How do you increase partners pay by 6% ?
@win win
This puzzles me too. I’m salaried and I understand how it would make sense to recommend an increase in salary, though whether it is funded is another question. But I thought partners just shared any profits? So what does it mean to recommend a pay uplift?
Genuinely hoping someone can explain.
win win and Dylan- increased per patient from say £100 to £106 or increase Global sum by 6%
@ J Smith
Thanks for clarifying. So not actually a pay uplift but a funding uplift. Pay would still depend on management decisions…

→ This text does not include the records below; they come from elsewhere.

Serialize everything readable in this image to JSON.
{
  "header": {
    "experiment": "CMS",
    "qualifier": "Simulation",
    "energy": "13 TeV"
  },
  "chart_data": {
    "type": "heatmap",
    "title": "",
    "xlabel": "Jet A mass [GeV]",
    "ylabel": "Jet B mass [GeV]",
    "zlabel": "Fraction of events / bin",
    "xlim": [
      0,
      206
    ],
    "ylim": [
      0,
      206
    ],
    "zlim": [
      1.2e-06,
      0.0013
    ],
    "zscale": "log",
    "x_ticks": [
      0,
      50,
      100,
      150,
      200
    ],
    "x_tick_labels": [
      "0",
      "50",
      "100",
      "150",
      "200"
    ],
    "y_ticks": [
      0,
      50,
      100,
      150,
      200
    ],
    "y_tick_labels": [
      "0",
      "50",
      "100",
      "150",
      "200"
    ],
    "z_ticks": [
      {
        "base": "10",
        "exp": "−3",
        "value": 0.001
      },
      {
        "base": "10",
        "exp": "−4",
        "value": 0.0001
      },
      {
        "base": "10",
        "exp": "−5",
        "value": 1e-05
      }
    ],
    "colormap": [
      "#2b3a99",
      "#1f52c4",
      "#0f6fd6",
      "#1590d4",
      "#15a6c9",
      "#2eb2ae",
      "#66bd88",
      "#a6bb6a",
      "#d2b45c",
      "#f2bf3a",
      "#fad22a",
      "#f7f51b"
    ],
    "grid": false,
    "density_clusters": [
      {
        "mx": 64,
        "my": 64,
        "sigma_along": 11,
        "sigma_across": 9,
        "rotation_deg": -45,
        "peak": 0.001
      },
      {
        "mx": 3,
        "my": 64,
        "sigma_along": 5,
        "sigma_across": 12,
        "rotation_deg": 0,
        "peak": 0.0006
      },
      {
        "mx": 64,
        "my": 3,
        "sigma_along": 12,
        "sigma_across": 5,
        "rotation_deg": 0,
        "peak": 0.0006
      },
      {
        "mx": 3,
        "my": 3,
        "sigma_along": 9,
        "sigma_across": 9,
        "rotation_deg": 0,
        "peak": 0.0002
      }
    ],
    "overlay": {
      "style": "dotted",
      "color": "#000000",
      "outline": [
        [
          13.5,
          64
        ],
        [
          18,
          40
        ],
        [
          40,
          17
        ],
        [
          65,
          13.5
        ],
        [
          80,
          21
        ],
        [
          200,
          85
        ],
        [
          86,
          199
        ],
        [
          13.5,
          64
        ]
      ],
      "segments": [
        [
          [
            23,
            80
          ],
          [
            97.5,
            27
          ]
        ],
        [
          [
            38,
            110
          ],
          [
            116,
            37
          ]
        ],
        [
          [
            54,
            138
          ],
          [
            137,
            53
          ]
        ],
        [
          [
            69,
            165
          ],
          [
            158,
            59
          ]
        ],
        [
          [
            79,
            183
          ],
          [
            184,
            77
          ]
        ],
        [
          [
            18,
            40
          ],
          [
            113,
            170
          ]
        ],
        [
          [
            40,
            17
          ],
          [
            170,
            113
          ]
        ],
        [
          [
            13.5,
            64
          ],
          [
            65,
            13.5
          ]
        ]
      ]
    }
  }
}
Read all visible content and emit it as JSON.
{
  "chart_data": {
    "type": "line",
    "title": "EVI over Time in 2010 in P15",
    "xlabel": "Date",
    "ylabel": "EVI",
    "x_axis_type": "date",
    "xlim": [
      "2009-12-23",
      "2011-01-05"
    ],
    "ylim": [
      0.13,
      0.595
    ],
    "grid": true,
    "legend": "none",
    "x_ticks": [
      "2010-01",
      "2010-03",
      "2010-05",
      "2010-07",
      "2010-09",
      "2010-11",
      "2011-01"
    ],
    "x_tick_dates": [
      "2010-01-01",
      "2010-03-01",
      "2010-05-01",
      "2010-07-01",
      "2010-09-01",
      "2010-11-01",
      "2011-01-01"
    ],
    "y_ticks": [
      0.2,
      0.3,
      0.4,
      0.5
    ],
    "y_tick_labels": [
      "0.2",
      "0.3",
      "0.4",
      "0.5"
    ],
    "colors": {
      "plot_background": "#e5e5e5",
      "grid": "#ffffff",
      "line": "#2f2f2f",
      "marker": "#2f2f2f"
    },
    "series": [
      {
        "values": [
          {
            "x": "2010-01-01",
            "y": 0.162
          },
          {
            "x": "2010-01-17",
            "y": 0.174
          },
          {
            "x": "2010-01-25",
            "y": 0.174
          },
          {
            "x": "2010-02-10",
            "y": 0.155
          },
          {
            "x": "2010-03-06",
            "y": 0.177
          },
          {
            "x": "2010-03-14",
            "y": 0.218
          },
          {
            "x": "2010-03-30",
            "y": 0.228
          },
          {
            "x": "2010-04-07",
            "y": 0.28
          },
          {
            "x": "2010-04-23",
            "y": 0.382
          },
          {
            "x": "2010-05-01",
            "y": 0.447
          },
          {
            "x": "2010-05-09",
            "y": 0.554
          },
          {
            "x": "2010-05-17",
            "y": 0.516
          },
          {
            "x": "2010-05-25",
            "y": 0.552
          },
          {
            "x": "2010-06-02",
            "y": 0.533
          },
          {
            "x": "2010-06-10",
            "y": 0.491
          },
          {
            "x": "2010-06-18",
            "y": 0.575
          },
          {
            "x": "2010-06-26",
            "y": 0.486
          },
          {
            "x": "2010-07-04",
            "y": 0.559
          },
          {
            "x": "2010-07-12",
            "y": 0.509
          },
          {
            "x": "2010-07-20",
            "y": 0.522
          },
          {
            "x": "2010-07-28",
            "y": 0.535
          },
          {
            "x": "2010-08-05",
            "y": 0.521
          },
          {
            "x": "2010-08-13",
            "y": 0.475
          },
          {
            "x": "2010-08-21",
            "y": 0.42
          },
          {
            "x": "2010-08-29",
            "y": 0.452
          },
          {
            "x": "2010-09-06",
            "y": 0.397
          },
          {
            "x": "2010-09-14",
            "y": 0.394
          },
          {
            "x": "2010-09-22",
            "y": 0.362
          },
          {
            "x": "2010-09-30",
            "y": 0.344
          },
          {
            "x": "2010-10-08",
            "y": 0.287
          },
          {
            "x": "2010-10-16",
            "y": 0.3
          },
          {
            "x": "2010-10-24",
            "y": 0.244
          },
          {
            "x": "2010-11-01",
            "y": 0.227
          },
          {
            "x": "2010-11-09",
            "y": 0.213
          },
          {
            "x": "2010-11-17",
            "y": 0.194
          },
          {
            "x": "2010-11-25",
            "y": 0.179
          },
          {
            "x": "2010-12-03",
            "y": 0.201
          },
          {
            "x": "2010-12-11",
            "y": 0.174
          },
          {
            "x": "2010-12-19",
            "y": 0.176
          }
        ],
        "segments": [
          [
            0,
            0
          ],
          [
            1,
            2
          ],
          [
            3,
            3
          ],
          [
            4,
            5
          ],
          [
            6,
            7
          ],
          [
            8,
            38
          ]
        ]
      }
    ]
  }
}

In a 2-tier system with PCN CDs prepared to cause severe damage to colleagues and Primary care imo, in return for monetary incentive payments made only to their own personal benefit and at irreparable cost to their colleagues particularly junior colleagues, then a reasonable pay settlement for ALL GPs will not be possible as this PCN CD betrayal persists.
The call for unity amongst colleagues where PCN CDs continue to perpetuate a 2-tier system consisting of of PCNs and individual GP practices where they are incentivised by insatiable quest for personal financial gain via CD payments and other benefits, then this situation will not allow a fair settlement for the profession while they continue to profit personally from PCN funds.
PCN CDs could refuse these CD roles which would send the strongest message of all, to facilitate a stronger negotiating position for their colleagues but they will not and PCN CD greed will continue to prevail.